Just say "NO" Re: raw string tail escape revisited
Jeff Epler
jepler at unpythonic.net
Sat Aug 9 12:51:16 EDT 2003
Well, one problem is that this is incompatible with all existing
R-strings, which have been in Python for comparative ages. So we'd be
forced to implement then as B'' strings (For Bengt). 16 ways to declare
string literals (single and triple, ' and ", standard, r, u, and ur)
are bad enough, I don't want to add another 8 (single and triple, ' and
", b and ub) to the mix.
$ python -c 'import this' | grep "only one"
Secondly, the price in the tokenizer for an R-string vs a regular string is
essentially zero, since after the leading r, u or ur is parsed, the
regular rule for parsing any string is used.

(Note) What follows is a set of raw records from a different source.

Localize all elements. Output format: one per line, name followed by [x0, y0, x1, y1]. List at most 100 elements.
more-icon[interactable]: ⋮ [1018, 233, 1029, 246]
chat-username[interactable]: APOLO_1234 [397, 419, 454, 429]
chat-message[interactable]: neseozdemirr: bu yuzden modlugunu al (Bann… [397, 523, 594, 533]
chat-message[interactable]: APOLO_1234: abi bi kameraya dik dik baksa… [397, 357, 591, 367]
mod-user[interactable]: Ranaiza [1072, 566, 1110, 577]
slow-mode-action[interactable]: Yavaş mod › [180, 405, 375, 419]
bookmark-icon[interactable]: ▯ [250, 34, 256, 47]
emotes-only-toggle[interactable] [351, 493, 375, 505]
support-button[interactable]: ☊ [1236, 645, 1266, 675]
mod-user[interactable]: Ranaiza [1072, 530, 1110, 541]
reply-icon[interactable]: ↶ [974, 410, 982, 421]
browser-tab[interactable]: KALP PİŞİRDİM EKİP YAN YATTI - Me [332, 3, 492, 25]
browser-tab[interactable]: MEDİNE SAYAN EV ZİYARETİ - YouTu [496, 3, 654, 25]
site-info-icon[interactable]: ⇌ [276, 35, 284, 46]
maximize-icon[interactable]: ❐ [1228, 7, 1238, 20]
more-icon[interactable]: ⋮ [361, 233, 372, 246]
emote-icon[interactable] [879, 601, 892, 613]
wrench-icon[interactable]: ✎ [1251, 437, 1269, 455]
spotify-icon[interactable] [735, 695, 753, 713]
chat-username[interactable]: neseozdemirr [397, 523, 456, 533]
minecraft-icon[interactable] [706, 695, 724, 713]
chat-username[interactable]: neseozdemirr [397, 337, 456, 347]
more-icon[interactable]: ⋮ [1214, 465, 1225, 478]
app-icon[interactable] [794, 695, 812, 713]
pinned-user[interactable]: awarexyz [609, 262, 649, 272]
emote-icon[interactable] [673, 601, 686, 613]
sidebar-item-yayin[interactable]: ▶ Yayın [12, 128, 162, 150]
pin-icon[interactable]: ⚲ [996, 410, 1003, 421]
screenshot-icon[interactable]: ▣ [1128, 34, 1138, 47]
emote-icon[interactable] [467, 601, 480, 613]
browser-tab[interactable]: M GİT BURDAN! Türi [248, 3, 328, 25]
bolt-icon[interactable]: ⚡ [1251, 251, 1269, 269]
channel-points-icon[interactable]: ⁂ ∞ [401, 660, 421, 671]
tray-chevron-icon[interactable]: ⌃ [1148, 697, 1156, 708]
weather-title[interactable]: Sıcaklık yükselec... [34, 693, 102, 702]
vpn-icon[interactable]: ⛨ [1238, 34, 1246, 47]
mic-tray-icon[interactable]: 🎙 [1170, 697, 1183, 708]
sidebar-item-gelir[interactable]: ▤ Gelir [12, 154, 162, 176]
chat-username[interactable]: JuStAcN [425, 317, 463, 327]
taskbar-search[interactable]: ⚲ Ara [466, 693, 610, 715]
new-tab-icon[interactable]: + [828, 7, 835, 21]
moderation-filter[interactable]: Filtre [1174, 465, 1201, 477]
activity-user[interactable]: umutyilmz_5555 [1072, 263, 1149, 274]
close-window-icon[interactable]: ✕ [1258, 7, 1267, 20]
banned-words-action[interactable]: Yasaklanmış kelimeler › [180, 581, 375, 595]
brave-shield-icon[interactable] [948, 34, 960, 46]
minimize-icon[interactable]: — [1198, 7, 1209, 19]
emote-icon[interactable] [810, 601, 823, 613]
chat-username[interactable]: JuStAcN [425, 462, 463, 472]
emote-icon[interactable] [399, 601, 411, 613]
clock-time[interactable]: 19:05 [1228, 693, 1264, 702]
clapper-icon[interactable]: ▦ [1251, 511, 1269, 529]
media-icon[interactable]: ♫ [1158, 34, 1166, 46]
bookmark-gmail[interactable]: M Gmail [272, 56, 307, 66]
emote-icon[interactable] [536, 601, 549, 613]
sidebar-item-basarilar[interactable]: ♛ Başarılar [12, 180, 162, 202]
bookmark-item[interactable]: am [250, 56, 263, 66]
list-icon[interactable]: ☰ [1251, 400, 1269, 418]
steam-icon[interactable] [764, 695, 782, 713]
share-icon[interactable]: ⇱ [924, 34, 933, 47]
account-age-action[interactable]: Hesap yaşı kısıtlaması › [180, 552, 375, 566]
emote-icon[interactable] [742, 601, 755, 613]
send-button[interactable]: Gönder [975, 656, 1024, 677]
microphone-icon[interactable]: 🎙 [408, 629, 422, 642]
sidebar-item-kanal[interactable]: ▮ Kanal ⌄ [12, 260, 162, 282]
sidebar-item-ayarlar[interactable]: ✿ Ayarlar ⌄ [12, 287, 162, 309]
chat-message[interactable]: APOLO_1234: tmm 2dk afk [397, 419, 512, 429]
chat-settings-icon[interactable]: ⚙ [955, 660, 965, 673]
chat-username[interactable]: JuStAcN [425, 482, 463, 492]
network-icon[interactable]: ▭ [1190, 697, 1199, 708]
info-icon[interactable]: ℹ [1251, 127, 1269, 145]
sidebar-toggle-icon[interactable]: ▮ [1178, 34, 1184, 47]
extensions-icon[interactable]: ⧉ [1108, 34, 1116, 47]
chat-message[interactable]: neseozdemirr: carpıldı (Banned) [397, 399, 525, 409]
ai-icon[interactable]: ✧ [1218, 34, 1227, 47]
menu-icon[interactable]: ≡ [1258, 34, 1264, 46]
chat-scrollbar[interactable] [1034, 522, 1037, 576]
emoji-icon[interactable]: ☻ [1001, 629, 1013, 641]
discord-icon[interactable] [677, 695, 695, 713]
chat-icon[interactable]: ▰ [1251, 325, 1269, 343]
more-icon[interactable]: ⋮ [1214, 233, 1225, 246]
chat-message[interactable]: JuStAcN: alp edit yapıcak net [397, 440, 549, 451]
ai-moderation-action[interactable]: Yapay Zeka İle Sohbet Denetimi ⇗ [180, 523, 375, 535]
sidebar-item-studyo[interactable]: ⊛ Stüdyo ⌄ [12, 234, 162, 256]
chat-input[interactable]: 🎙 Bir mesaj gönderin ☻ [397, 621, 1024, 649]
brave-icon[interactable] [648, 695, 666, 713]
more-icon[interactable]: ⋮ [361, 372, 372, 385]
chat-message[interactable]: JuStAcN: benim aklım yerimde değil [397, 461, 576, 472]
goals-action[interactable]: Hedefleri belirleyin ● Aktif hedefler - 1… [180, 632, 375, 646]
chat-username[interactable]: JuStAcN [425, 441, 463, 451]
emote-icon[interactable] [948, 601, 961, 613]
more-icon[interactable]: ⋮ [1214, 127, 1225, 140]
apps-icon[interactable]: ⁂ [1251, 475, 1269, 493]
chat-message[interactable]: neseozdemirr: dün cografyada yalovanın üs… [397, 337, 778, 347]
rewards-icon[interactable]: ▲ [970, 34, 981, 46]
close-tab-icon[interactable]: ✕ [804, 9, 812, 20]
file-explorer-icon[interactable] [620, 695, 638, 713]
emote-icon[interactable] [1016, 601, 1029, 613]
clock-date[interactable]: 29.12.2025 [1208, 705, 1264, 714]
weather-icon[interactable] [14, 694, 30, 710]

Your rule will require
near-duplication of a 60-line segment of Parser/tokenizer.c and a new
function similar to PyString_DecodeEscape, probably another 60 lines of
C.
Finally, I'm not convinced that your description that triple-quotes and
quote-stuffing work well together. RIght now, if the parser sees
R'''' # dumb way to do "'"
it'll still be in the midst of parsing a triple-quoted raw string. How
will you be able to write a B''' string that begins with a ' if this
rule is followed? So there must be strings that you can't write with
B-quoting, just like there are strings you can't write with R-quoting
(but this time the problem is with strings that start with quotes
instead of ending with backslashes).